The point that became obscured amidst all of Teitz’s agreeing with me was that he had managed to deprive me of my right to make the motion that I desired in the financial town meeting despite three parliamentary and legal matters of which he — as the paid “expert” in the room — should have been knowledgeable and of which the moderator — presumably qualified for his role — should have been aware:
- Mr. Teitz had no standing to interrupt me for a point of order. Robert’s Rules allow members to make such interruptions, but not being a resident of the town, Teitz does not qualify. Somebody else could have done so, and the moderator could have requested Mr. Teitz’s opinion, but as it happened, the lawyer displayed his eagerness to turn the direction of the meeting in a preferred direction, and the moderator let show his willingness to be led.
- Mr. Teitz’s point of order was too late. As one can plainly hear (stream, download), my motion to amend had been duly made and seconded, and the moderator had stated the question and opened the floor for debate. According to Robert’s Rules: “After debate on such a motion has begun — no matter how clearly out of order the motion may be — a point of order is too late.”
- There is no restriction in Robert’s Rules, the Tiverton Town Charter (PDF), or the Rhode Island General Laws that forbids a town meeting from explicitly taking actions that challenge the law. Indeed, the RIGL makes provisions for a ballot vote option in situations “involving… the incurring of liability by the town.” In other words, it is not out of order to make a motion that knowingly opens the door to litigation, much less a motion that kinda-sorta, in the opinion of a hired lawyer, might open that door.

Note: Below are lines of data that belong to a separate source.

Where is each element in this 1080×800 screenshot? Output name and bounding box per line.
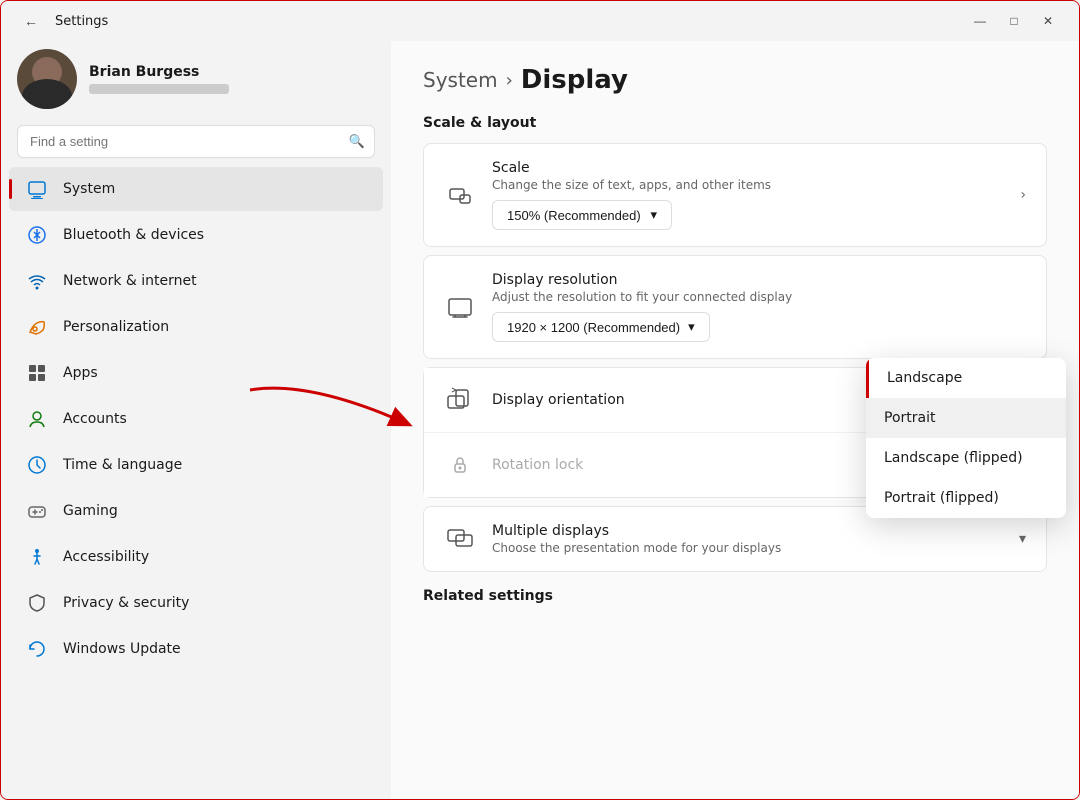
- sidebar-label-network: Network & internet: [63, 273, 197, 289]
- titlebar: ← Settings — □ ✕: [1, 1, 1079, 41]
- sidebar: Brian Burgess 🔍 System: [1, 41, 391, 799]
- titlebar-title: Settings: [55, 14, 108, 29]
- breadcrumb-page: Display: [521, 65, 628, 95]
- avatar: [17, 49, 77, 109]
- accessibility-icon: [25, 545, 49, 569]
- orientation-card: Display orientation Landscape Portrait L…: [423, 367, 1047, 498]
- sidebar-item-privacy[interactable]: Privacy & security: [9, 581, 383, 625]
- back-button[interactable]: ←: [17, 7, 45, 35]
- privacy-icon: [25, 591, 49, 615]
- resolution-content: Display resolution Adjust the resolution…: [492, 272, 1026, 342]
- sidebar-label-accounts: Accounts: [63, 411, 127, 427]
- network-icon: [25, 269, 49, 293]
- sidebar-item-personalization[interactable]: Personalization: [9, 305, 383, 349]
- accounts-icon: [25, 407, 49, 431]
- sidebar-label-bluetooth: Bluetooth & devices: [63, 227, 204, 243]
- maximize-button[interactable]: □: [999, 9, 1029, 33]
- resolution-row: Display resolution Adjust the resolution…: [424, 256, 1046, 358]
- minimize-button[interactable]: —: [965, 9, 995, 33]
- sidebar-item-gaming[interactable]: Gaming: [9, 489, 383, 533]
- orientation-option-portrait[interactable]: Portrait: [866, 398, 1066, 438]
- resolution-icon: [444, 291, 476, 323]
- multiple-displays-content: Multiple displays Choose the presentatio…: [492, 523, 1003, 555]
- scale-layout-title: Scale & layout: [423, 115, 1047, 131]
- scale-content: Scale Change the size of text, apps, and…: [492, 160, 1004, 230]
- scale-description: Change the size of text, apps, and other…: [492, 178, 1004, 192]
- resolution-card: Display resolution Adjust the resolution…: [423, 255, 1047, 359]
- sidebar-label-gaming: Gaming: [63, 503, 118, 519]
- sidebar-item-apps[interactable]: Apps: [9, 351, 383, 395]
- system-icon: [25, 177, 49, 201]
- close-button[interactable]: ✕: [1033, 9, 1063, 33]
- user-info: Brian Burgess: [89, 64, 229, 94]
- orientation-row: Display orientation Landscape Portrait L…: [424, 368, 1046, 432]
- sidebar-label-apps: Apps: [63, 365, 98, 381]
- sidebar-item-network[interactable]: Network & internet: [9, 259, 383, 303]
- multiple-displays-icon: [444, 523, 476, 555]
- sidebar-item-system[interactable]: System: [9, 167, 383, 211]
- scale-dropdown[interactable]: 150% (Recommended) ▾: [492, 200, 672, 230]
- sidebar-label-update: Windows Update: [63, 641, 181, 657]
- orientation-option-landscape-flipped[interactable]: Landscape (flipped): [866, 438, 1066, 478]
- content-area: System › Display Scale & layout Scale: [391, 41, 1079, 799]
- multiple-displays-chevron: ▾: [1019, 531, 1026, 547]
- user-name: Brian Burgess: [89, 64, 229, 80]
- sidebar-item-bluetooth[interactable]: Bluetooth & devices: [9, 213, 383, 257]
- resolution-dropdown[interactable]: 1920 × 1200 (Recommended) ▾: [492, 312, 710, 342]
- titlebar-controls: — □ ✕: [965, 9, 1063, 33]
- apps-icon: [25, 361, 49, 385]
- time-icon: [25, 453, 49, 477]
- breadcrumb: System › Display: [423, 65, 1047, 95]
- scale-icon: [444, 179, 476, 211]
- scale-chevron: ›: [1020, 187, 1026, 203]
- scale-title: Scale: [492, 160, 1004, 176]
- sidebar-label-privacy: Privacy & security: [63, 595, 189, 611]
- bluetooth-icon: [25, 223, 49, 247]
- sidebar-item-accessibility[interactable]: Accessibility: [9, 535, 383, 579]
- sidebar-item-time[interactable]: Time & language: [9, 443, 383, 487]
- resolution-title: Display resolution: [492, 272, 1026, 288]
- resolution-description: Adjust the resolution to fit your connec…: [492, 290, 1026, 304]
- multiple-displays-title: Multiple displays: [492, 523, 1003, 539]
- breadcrumb-system: System: [423, 68, 498, 92]
- sidebar-label-time: Time & language: [63, 457, 182, 473]
- orientation-icon: [444, 384, 476, 416]
- main-content: Brian Burgess 🔍 System: [1, 41, 1079, 799]
- orientation-option-landscape[interactable]: Landscape: [866, 358, 1066, 398]
- orientation-option-portrait-flipped[interactable]: Portrait (flipped): [866, 478, 1066, 518]
- sidebar-label-personalization: Personalization: [63, 319, 169, 335]
- scale-card: Scale Change the size of text, apps, and…: [423, 143, 1047, 247]
- rotation-lock-icon: [444, 449, 476, 481]
- scale-row: Scale Change the size of text, apps, and…: [424, 144, 1046, 246]
- sidebar-item-accounts[interactable]: Accounts: [9, 397, 383, 441]
- gaming-icon: [25, 499, 49, 523]
- user-account-bar: [89, 84, 229, 94]
- multiple-displays-desc: Choose the presentation mode for your di…: [492, 541, 1003, 555]
- scale-action: ›: [1020, 187, 1026, 203]
- search-box: 🔍: [17, 125, 375, 158]
- settings-window: ← Settings — □ ✕ Brian Burgess 🔍: [0, 0, 1080, 800]
- rotation-lock-label: Rotation lock: [492, 457, 583, 473]
- sidebar-label-accessibility: Accessibility: [63, 549, 149, 565]
- sidebar-item-update[interactable]: Windows Update: [9, 627, 383, 671]
- orientation-popup: Landscape Portrait Landscape (flipped) P…: [866, 358, 1066, 518]
- multiple-displays-action: ▾: [1019, 531, 1026, 547]
- titlebar-left: ← Settings: [17, 7, 108, 35]
- personalization-icon: [25, 315, 49, 339]
- search-input[interactable]: [17, 125, 375, 158]
- update-icon: [25, 637, 49, 661]
- related-settings-title: Related settings: [423, 588, 1047, 604]
- sidebar-label-system: System: [63, 181, 115, 197]
- user-section: Brian Burgess: [1, 41, 391, 125]
- breadcrumb-separator: ›: [506, 70, 513, 91]
- search-icon: 🔍: [349, 134, 365, 149]
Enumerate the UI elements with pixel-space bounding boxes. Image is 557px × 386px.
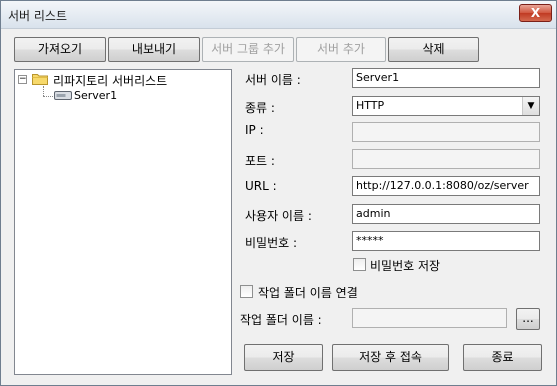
save-password-label[interactable]: 비밀번호 저장 (370, 257, 440, 274)
server-list-dialog: 서버 리스트 X 가져오기 내보내기 서버 그룹 추가 서버 추가 삭제 − 리… (0, 0, 557, 386)
save-and-connect-button[interactable]: 저장 후 접속 (332, 344, 449, 371)
type-selected-value: HTTP (356, 99, 385, 112)
save-password-checkbox[interactable] (353, 258, 366, 271)
ip-field[interactable] (352, 122, 540, 142)
link-folder-checkbox[interactable] (240, 285, 253, 298)
server-tree[interactable]: − 리파지토리 서버리스트 Server1 (14, 69, 232, 375)
port-field[interactable] (352, 149, 540, 169)
server-name-label: 서버 이름 : (245, 73, 301, 87)
username-label: 사용자 이름 : (245, 209, 312, 223)
add-server-button[interactable]: 서버 추가 (296, 37, 386, 62)
tree-connector (43, 96, 53, 97)
window-title: 서버 리스트 (8, 9, 68, 23)
add-server-group-button[interactable]: 서버 그룹 추가 (202, 37, 294, 62)
ip-label: IP : (245, 123, 264, 137)
type-label: 종류 : (245, 101, 275, 115)
exit-button[interactable]: 종료 (463, 344, 542, 371)
link-folder-label[interactable]: 작업 폴더 이름 연결 (258, 284, 358, 301)
url-field[interactable]: http://127.0.0.1:8080/oz/server (352, 176, 540, 196)
work-folder-field[interactable] (352, 308, 507, 328)
title-bar[interactable]: 서버 리스트 X (1, 1, 556, 29)
username-field[interactable]: admin (352, 204, 540, 224)
server-icon (54, 91, 72, 100)
work-folder-label: 작업 폴더 이름 : (240, 313, 322, 327)
password-field[interactable]: ***** (352, 231, 540, 251)
url-label: URL : (245, 179, 277, 193)
export-button[interactable]: 내보내기 (108, 37, 200, 62)
save-button[interactable]: 저장 (244, 344, 323, 371)
server-name-field[interactable]: Server1 (352, 68, 540, 88)
browse-folder-button[interactable]: ... (516, 308, 540, 330)
chevron-down-icon[interactable]: ▼ (522, 97, 539, 115)
password-label: 비밀번호 : (245, 236, 298, 250)
port-label: 포트 : (245, 154, 275, 168)
folder-icon (32, 74, 48, 85)
tree-item-server1[interactable]: Server1 (74, 89, 117, 102)
tree-root-label[interactable]: 리파지토리 서버리스트 (53, 72, 167, 89)
tree-connector (43, 86, 44, 96)
collapse-toggle[interactable]: − (18, 75, 27, 84)
close-window-button[interactable]: X (519, 4, 552, 22)
delete-button[interactable]: 삭제 (388, 37, 479, 62)
type-select[interactable]: HTTP ▼ (352, 96, 540, 116)
import-button[interactable]: 가져오기 (14, 37, 106, 62)
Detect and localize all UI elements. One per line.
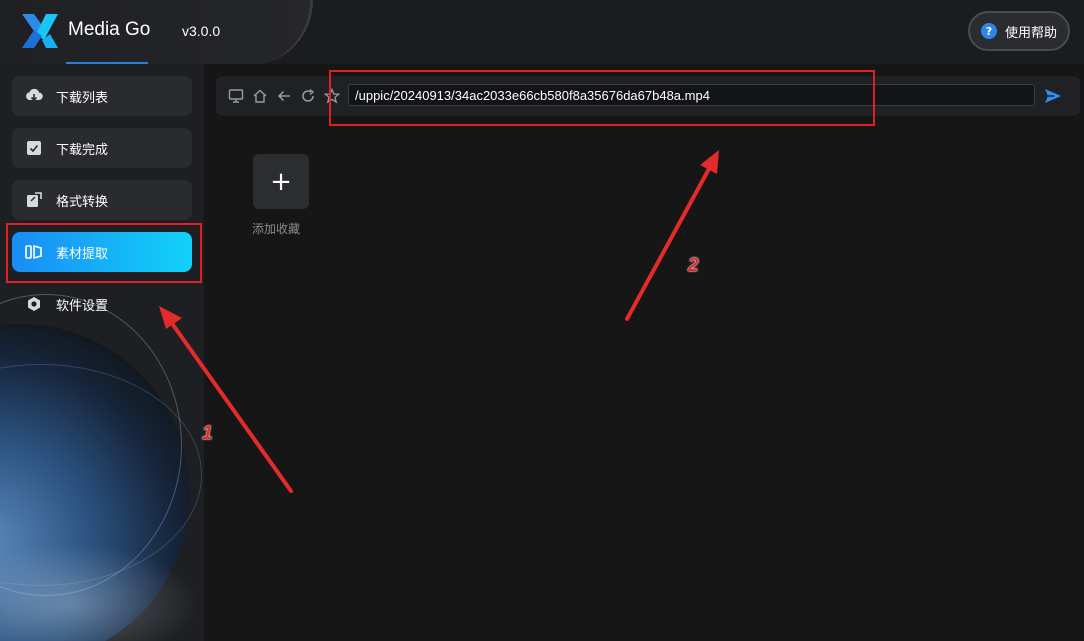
home-icon[interactable] xyxy=(252,88,268,104)
sidebar-item-label: 格式转换 xyxy=(56,194,109,210)
sidebar-item-download-list[interactable]: 下载列表 xyxy=(12,76,192,116)
hexagon-settings-icon xyxy=(25,295,43,313)
back-arrow-icon[interactable] xyxy=(276,88,292,104)
check-box-icon xyxy=(25,139,43,157)
sidebar-item-download-complete[interactable]: 下载完成 xyxy=(12,128,192,168)
send-icon[interactable] xyxy=(1044,87,1062,105)
help-icon: ? xyxy=(981,23,997,39)
sidebar: 下载列表 下载完成 格式转换 素材提取 软件设置 xyxy=(0,64,204,641)
sidebar-item-label: 软件设置 xyxy=(56,298,109,314)
sidebar-item-format-convert[interactable]: 格式转换 xyxy=(12,180,192,220)
title-bar: Media Go v3.0.0 ? 使用帮助 xyxy=(0,0,1084,64)
help-label: 使用帮助 xyxy=(1005,25,1058,41)
annotation-box-sidebar xyxy=(6,223,202,283)
media-go-logo-icon xyxy=(22,14,58,48)
add-favorite-button[interactable]: + xyxy=(253,154,309,209)
refresh-icon[interactable] xyxy=(300,88,316,104)
help-button[interactable]: ? 使用帮助 xyxy=(968,11,1070,51)
sidebar-item-label: 下载完成 xyxy=(56,142,109,158)
annotation-label-2: 2 xyxy=(688,255,699,276)
add-favorite-label: 添加收藏 xyxy=(252,222,301,236)
app-version: v3.0.0 xyxy=(182,23,221,39)
annotation-box-url xyxy=(329,70,875,126)
sidebar-item-settings[interactable]: 软件设置 xyxy=(12,284,192,324)
desktop-icon[interactable] xyxy=(228,88,244,104)
sidebar-item-label: 下载列表 xyxy=(56,90,109,106)
convert-icon xyxy=(25,191,43,209)
cloud-download-icon xyxy=(25,87,43,105)
annotation-label-1: 1 xyxy=(202,423,213,444)
app-name: Media Go xyxy=(68,19,151,40)
main-content: + 添加收藏 xyxy=(204,64,1084,641)
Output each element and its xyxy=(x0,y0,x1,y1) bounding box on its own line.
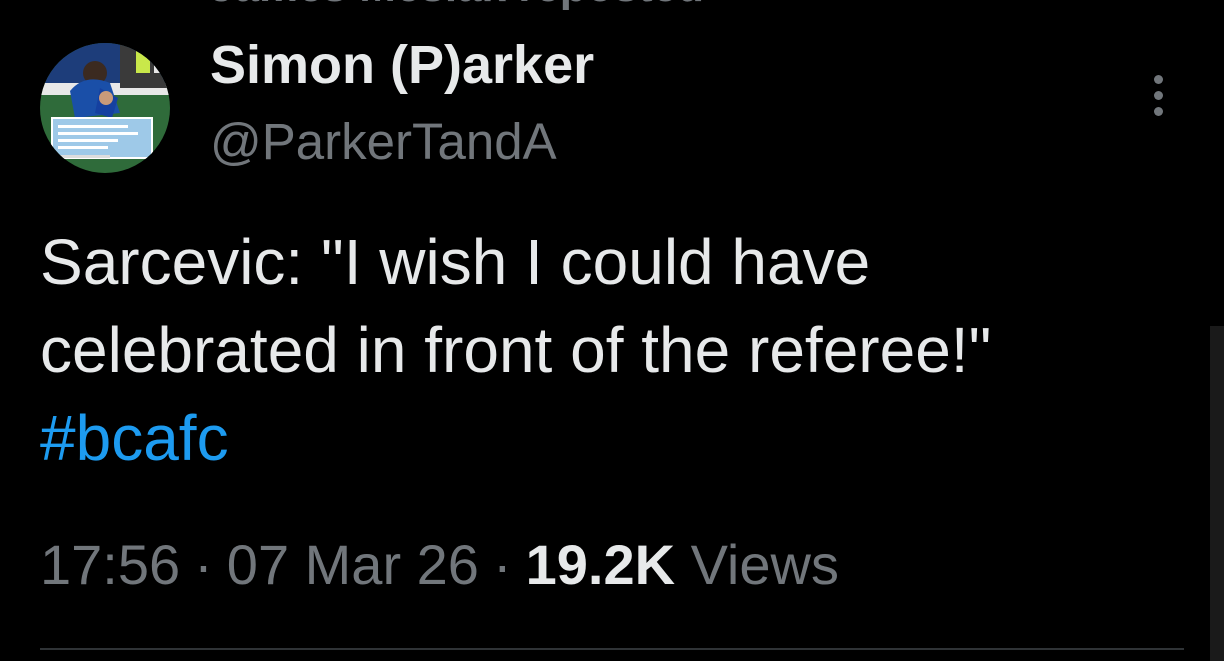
divider xyxy=(40,648,1184,650)
more-options-button[interactable] xyxy=(1140,70,1176,120)
repost-context[interactable]: James Mesiak reposted xyxy=(210,0,704,12)
tweet-date[interactable]: 07 Mar 26 xyxy=(227,533,479,596)
tweet-time[interactable]: 17:56 xyxy=(40,533,180,596)
meta-separator: · xyxy=(492,533,512,596)
more-vertical-icon-dot xyxy=(1153,90,1163,100)
hashtag-link[interactable]: #bcafc xyxy=(40,402,229,474)
views-count[interactable]: 19.2K xyxy=(526,533,675,596)
scrollbar[interactable] xyxy=(1210,326,1224,661)
tweet-text-line: Sarcevic: "I wish I could have xyxy=(40,226,871,298)
avatar[interactable] xyxy=(40,43,170,173)
tweet-text-line: celebrated in front of the referee!" xyxy=(40,314,992,386)
tweet-text: Sarcevic: "I wish I could have celebrate… xyxy=(40,218,1190,482)
author-handle[interactable]: @ParkerTandA xyxy=(210,112,557,171)
views-label[interactable]: Views xyxy=(691,533,839,596)
tweet-meta: 17:56 · 07 Mar 26 · 19.2K Views xyxy=(40,532,839,597)
avatar-image xyxy=(40,43,170,173)
author-display-name[interactable]: Simon (P)arker xyxy=(210,34,594,96)
more-vertical-icon xyxy=(1153,74,1163,84)
meta-separator: · xyxy=(194,533,213,596)
more-vertical-icon-dot xyxy=(1153,106,1163,116)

None of this is to say that I’m particularly upset about the outcome. I would suggest, however, that the people of Tiverton — and I’m sure this applies across the state — should insist that our elected officials enlist the services only of lawyers who are sufficiently knowledgeable and ethical to avoid trampling the rights of citizens. Because I know it couldn’t possibly be the will of those officials to do so.
For further clarification of my thoughts on Teitz’s speech about the proper procedure for disregarding the advice of lawyers: The hired legal advisers do not enter the procedure as issuers of decisions that must be overruled. They are there to offer analysis of the legal repercussions of particular decisions and, if necessary, to give suggestions as to the specific procedural rules governing the meeting. There is no procedural rule that requires a meeting to steer well clear of potential sources of legal liability.
Furthermore, it is inappropriate for the moderator to behave as a proxy by which the legal advisers can accomplish this end. Moderators are not the dictators of the meetings that they are running. Unless I’m mistaken, to accomplish their end, the moderator should have put forward as a resolve — or the body should have made as a prior motion — a stipulation that no motions would be entertained if, in the judgment of the town solicitor, they stood a reasonable chance of creating an opportunity for litigation. That would have negated my objections #2 and #3 above.
(Before anybody on the other side spends too much time pondering the possibilities, let me suggest that I think Tiverton Citizens for Change could have a lot of fun with such a rule.)